Journalism

World’s largest “media party” propels a new era of innovation

The following blog post is written by Patrick Butler, vice president of programs at the International Center for Journalists. It is cross-posted from the International Center for Journalists’ blog. Photo credit: Flickr user Ramiro Chanes.

Nearly 1,000 journalists, designers and technologists gathered in Buenos Aires in late August for what Dan Sinker, director of Knight-Mozilla Open News, called “the world’s largest event of Hacks/Hackers in the history of this organization.”

ICFJ’s Knight International Journalism Fellow in Argentina, Mariano Blejman, organized the “Media Party.” Blejman founded that country’s chapter of Hacks/Hackers, which now has nearly 2,800 members. Hacks/Hackers brings together journalists and technologists to work together to develop new digital strategies for gathering and disseminating information.

Sinker brought all eight of his Knight-Mozilla Open-News Fellows, who are embedded in news organizations around the world. They work on specific projects at news outlets from The New York Times to the BBC to La Nación in Buenos Aires. They were among 30 international experts who attended, including representatives of NPR, SourceFabric, the Global Editors Network and the Knight Lab at Northwestern University.

Besides Blejman, three Knight International Journalism Fellows attended. The Fellows gave presentations on their projects and led workshops. Attendees learned everything from designing good mobile applications to using Document Cloud to extract and analyze valuable information from documents for news reports.

Knight Fellow Mariana Santos focused on graphic animation, including a stunning project she helped design at Chile’s La Tercera newspaper for the 40th anniversary of the Pinochet coup. She also promoted Chicas Poderosas, her campaign to bring more women into tech jobs in Latin American newsrooms. Knight Fellow Miguel Paz showed how news organizations can use his website Poderopedia to map the connections between government and business.

Blejman launched his new project, Media Factory, at the event. The media “accelerator” will provide $75,000 in seed funding to promising online journalism startups across Latin America. Recipients will also receive mentoring on everything from technology to business plans. He and Paz led a workshop on Open Data Latin America to help “liberate” inaccessible data sets from across the continent and make them available to journalists and the public.

South African Knight Fellow Justin Arenstein, digital strategist for the African Media Initiative, brought seven leading African journalists and technologists, affiliated with African Hacks/Hackers chapters, to the gathering. Knight Fellows from Africa and Latin America are now collaborating on projects, spurring a robust South-South sharing of digital innovation. Arenstein and digital strategist Simeon Oriko of Kenya talked about Code4Kenya and its spinoffs in Ghana and South Africa. These groups provide technology experts to newsrooms to develop new applications and train staff in data journalism.

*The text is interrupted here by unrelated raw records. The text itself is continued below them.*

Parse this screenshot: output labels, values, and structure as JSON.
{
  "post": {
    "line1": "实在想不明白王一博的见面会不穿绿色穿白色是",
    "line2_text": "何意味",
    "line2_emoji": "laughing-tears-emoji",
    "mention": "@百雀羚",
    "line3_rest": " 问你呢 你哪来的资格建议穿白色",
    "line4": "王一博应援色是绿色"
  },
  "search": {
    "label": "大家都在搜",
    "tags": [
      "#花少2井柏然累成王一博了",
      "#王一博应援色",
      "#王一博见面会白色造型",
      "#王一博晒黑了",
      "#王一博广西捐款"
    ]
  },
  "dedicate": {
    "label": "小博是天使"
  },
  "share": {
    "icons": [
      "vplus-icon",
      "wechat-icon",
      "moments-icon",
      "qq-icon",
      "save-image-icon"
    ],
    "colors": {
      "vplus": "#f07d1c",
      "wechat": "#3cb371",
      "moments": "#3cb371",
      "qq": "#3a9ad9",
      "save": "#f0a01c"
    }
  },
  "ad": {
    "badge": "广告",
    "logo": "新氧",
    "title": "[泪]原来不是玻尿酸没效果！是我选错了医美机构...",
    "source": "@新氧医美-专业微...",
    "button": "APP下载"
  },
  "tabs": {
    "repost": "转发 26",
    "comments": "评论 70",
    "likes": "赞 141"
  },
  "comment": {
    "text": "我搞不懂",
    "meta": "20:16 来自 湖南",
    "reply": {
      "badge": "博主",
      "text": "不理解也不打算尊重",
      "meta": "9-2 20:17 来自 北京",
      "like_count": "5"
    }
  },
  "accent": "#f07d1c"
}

Media Fair showcased about 60 new Latin American media projects. They included Decada Votada, an award-winning project that uses colorful animated graphics to show how Argentine legislators have shifted alliances through 10 years of voting. Tabula, the project of Knight-Mozilla Fellow Manuel Aristarán at La Nación newspaper, allows journalists to extract data trapped in PDF files, manipulate it and display it better. The investigative journalism nonprofit ProPublica, among other media outlets, now uses this tool.

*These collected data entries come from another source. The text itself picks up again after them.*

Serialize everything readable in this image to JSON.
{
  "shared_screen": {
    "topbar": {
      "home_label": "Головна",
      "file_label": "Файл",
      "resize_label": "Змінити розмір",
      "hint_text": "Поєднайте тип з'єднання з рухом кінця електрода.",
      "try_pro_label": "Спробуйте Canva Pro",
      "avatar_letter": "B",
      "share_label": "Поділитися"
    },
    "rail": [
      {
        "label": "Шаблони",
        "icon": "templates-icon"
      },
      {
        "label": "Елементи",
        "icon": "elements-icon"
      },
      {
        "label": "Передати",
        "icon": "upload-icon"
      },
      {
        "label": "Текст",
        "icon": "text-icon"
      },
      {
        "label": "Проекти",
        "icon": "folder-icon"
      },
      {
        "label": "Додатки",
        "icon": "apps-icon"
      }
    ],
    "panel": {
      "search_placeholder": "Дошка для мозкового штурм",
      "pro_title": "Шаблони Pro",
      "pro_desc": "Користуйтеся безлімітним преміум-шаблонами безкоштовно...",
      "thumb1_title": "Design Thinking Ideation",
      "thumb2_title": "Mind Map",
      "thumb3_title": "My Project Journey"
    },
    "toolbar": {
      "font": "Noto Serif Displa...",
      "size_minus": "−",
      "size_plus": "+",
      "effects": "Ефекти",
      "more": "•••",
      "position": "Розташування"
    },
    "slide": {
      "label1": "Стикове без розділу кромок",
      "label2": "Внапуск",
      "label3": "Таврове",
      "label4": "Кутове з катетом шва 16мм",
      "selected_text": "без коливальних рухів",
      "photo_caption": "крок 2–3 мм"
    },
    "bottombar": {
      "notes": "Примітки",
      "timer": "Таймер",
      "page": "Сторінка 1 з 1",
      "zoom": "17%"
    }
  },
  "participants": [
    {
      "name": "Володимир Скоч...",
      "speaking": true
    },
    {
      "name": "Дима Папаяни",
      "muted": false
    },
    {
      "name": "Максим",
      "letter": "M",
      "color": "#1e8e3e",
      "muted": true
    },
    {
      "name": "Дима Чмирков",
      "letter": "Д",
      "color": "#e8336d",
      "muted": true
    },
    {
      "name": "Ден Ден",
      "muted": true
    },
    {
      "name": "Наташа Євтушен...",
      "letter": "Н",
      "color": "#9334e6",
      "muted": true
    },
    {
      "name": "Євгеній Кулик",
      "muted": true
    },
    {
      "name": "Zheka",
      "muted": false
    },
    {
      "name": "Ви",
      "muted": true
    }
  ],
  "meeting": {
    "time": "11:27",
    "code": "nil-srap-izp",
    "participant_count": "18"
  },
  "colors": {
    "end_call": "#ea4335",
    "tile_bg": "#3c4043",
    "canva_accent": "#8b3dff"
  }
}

On the third day of the event, at least 200 attendees participated in a hackathon. About a dozen teams worked on projects such as GlobalWamp, which allows journalists to build maps from spreadsheets. At the closing of the event, Blejman announced the launch of HacksLabs, an incubator for innovative projects in Latin America. It will provide $20,000 in small micro-grants financed by the World Bank Institute.

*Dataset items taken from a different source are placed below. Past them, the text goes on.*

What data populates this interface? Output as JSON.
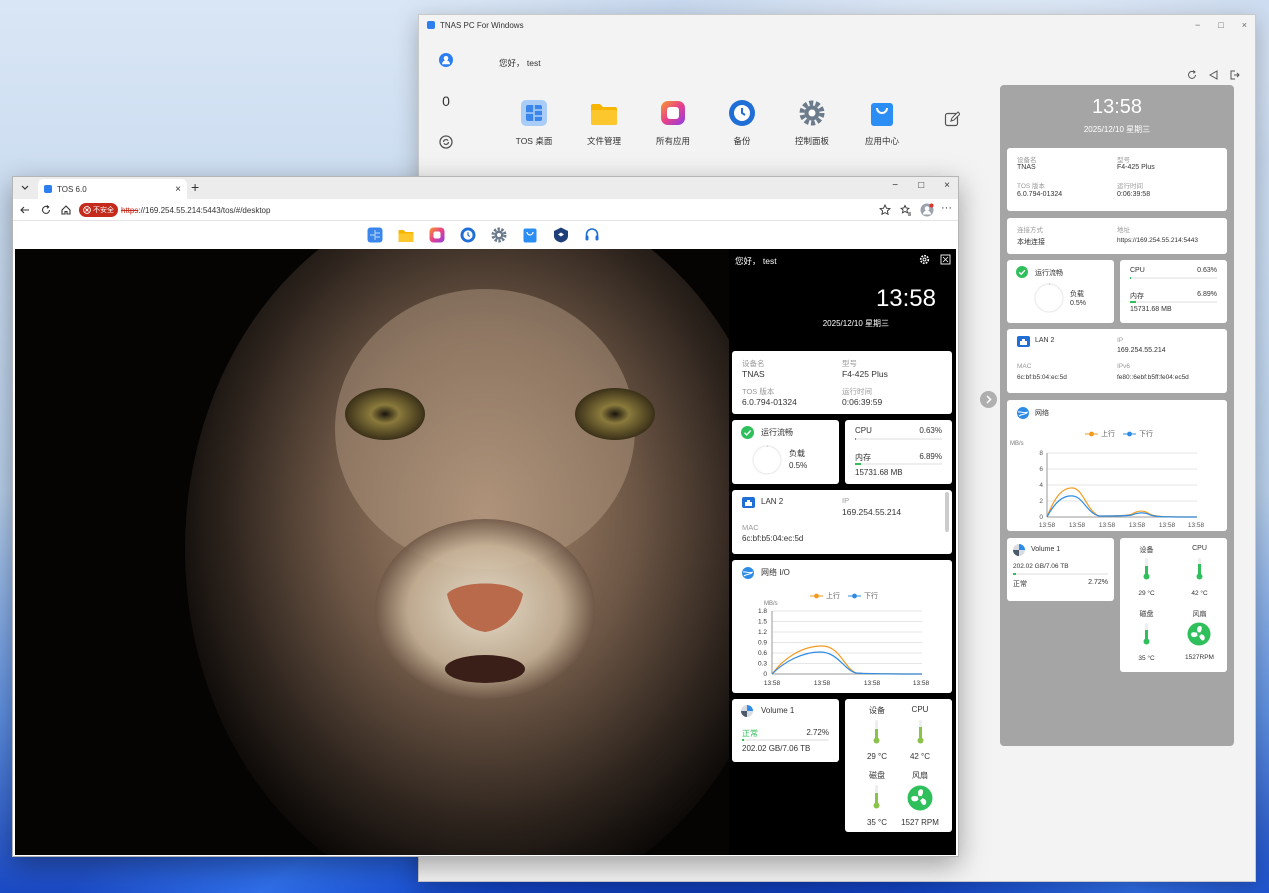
{
  "tnas_window": {
    "title": "TNAS PC For Windows",
    "controls": {
      "min": "−",
      "max": "□",
      "close": "×"
    },
    "sidebar": {
      "count": "0"
    },
    "greeting": "您好， test",
    "apps": [
      {
        "label": "TOS 桌面",
        "color": "#4a8ef0"
      },
      {
        "label": "文件管理",
        "color": "#f7b500"
      },
      {
        "label": "所有应用",
        "color": "#e8408a"
      },
      {
        "label": "备份",
        "color": "#1f6fd6"
      },
      {
        "label": "控制面板",
        "color": "#6b7b8c"
      },
      {
        "label": "应用中心",
        "color": "#2b8ef5"
      }
    ],
    "panel": {
      "time": "13:58",
      "date": "2025/12/10 星期三",
      "device": {
        "name_label": "设备名",
        "name": "TNAS",
        "model_label": "型号",
        "model": "F4-425 Plus",
        "tos_label": "TOS 版本",
        "tos": "6.0.794-01324",
        "uptime_label": "运行时间",
        "uptime": "0:06:39:58"
      },
      "conn": {
        "mode_label": "连接方式",
        "mode": "本地连接",
        "addr_label": "地址",
        "addr": "https://169.254.55.214:5443"
      },
      "status": {
        "title": "运行流畅",
        "load_label": "负载",
        "load": "0.5%",
        "cpu_label": "CPU",
        "cpu": "0.63%",
        "mem_label": "内存",
        "mem": "6.89%",
        "mem_total": "15731.68 MB",
        "cpu_fraction": 0.0063,
        "mem_fraction": 0.0689
      },
      "lan": {
        "title": "LAN 2",
        "ip_label": "IP",
        "ip": "169.254.55.214",
        "mac_label": "MAC",
        "mac": "6c:bf:b5:04:ec:5d",
        "ipv6_label": "IPv6",
        "ipv6": "fe80::6ebf:b5ff:fe04:ec5d"
      },
      "net": {
        "title": "网络",
        "up": "上行",
        "down": "下行",
        "unit": "MB/s",
        "yticks": [
          "8",
          "6",
          "4",
          "2",
          "0"
        ],
        "xticks": [
          "13:58",
          "13:58",
          "13:58",
          "13:58",
          "13:58",
          "13:58"
        ]
      },
      "volume": {
        "title": "Volume 1",
        "usage": "202.02 GB/7.06 TB",
        "state": "正常",
        "pct": "2.72%",
        "fraction": 0.0272
      },
      "temps": {
        "device_label": "设备",
        "device": "29 °C",
        "cpu_label": "CPU",
        "cpu": "42 °C",
        "disk_label": "磁盘",
        "disk": "35 °C",
        "fan_label": "风扇",
        "fan": "1527RPM"
      }
    }
  },
  "browser": {
    "tab_title": "TOS 6.0",
    "insecure": "不安全",
    "url_scheme": "https",
    "url_rest": "://169.254.55.214:5443/tos/#/desktop",
    "controls": {
      "min": "−",
      "max": "□",
      "close": "×"
    },
    "dock_icons": [
      "tos-desktop",
      "files",
      "all-apps",
      "backup",
      "control-panel",
      "app-center",
      "security",
      "support"
    ],
    "widget": {
      "greeting": "您好，  test",
      "time": "13:58",
      "date": "2025/12/10 星期三",
      "device": {
        "name_label": "设备名",
        "name": "TNAS",
        "model_label": "型号",
        "model": "F4-425 Plus",
        "tos_label": "TOS 版本",
        "tos": "6.0.794-01324",
        "uptime_label": "运行时间",
        "uptime": "0:06:39:59"
      },
      "status": {
        "title": "运行流畅",
        "load_label": "负载",
        "load": "0.5%",
        "cpu_label": "CPU",
        "cpu": "0.63%",
        "mem_label": "内存",
        "mem": "6.89%",
        "mem_total": "15731.68 MB",
        "cpu_fraction": 0.0063,
        "mem_fraction": 0.0689
      },
      "lan": {
        "title": "LAN 2",
        "ip_label": "IP",
        "ip": "169.254.55.214",
        "mac_label": "MAC",
        "mac": "6c:bf:b5:04:ec:5d"
      },
      "net": {
        "title": "网络 I/O",
        "up": "上行",
        "down": "下行",
        "unit": "MB/s",
        "yticks": [
          "1.8",
          "1.5",
          "1.2",
          "0.9",
          "0.6",
          "0.3",
          "0"
        ],
        "xticks": [
          "13:58",
          "13:58",
          "13:58",
          "13:58"
        ]
      },
      "volume": {
        "title": "Volume 1",
        "state": "正常",
        "pct": "2.72%",
        "usage": "202.02 GB/7.06 TB",
        "fraction": 0.0272
      },
      "temps": {
        "device_label": "设备",
        "device": "29 °C",
        "cpu_label": "CPU",
        "cpu": "42 °C",
        "disk_label": "磁盘",
        "disk": "35 °C",
        "fan_label": "风扇",
        "fan": "1527 RPM"
      }
    }
  },
  "colors": {
    "up": "#f39a1e",
    "down": "#2e8ce6",
    "ok": "#2fbf5b",
    "fan": "#2fbf5b"
  }
}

The three-day event pulsated with creative energy and the sharing of innovative projects from four continents. The gathering took place at Ciudad Konex, a former factory turned cultural center, whose rough-around-the-edges authenticity was the perfect atmosphere for the world’s largest Hacks/Hackers meet-up. A closing party featuring a DJ whose throbbing dance music played off of two re-engineered Gameboys was the perfect way to end the event.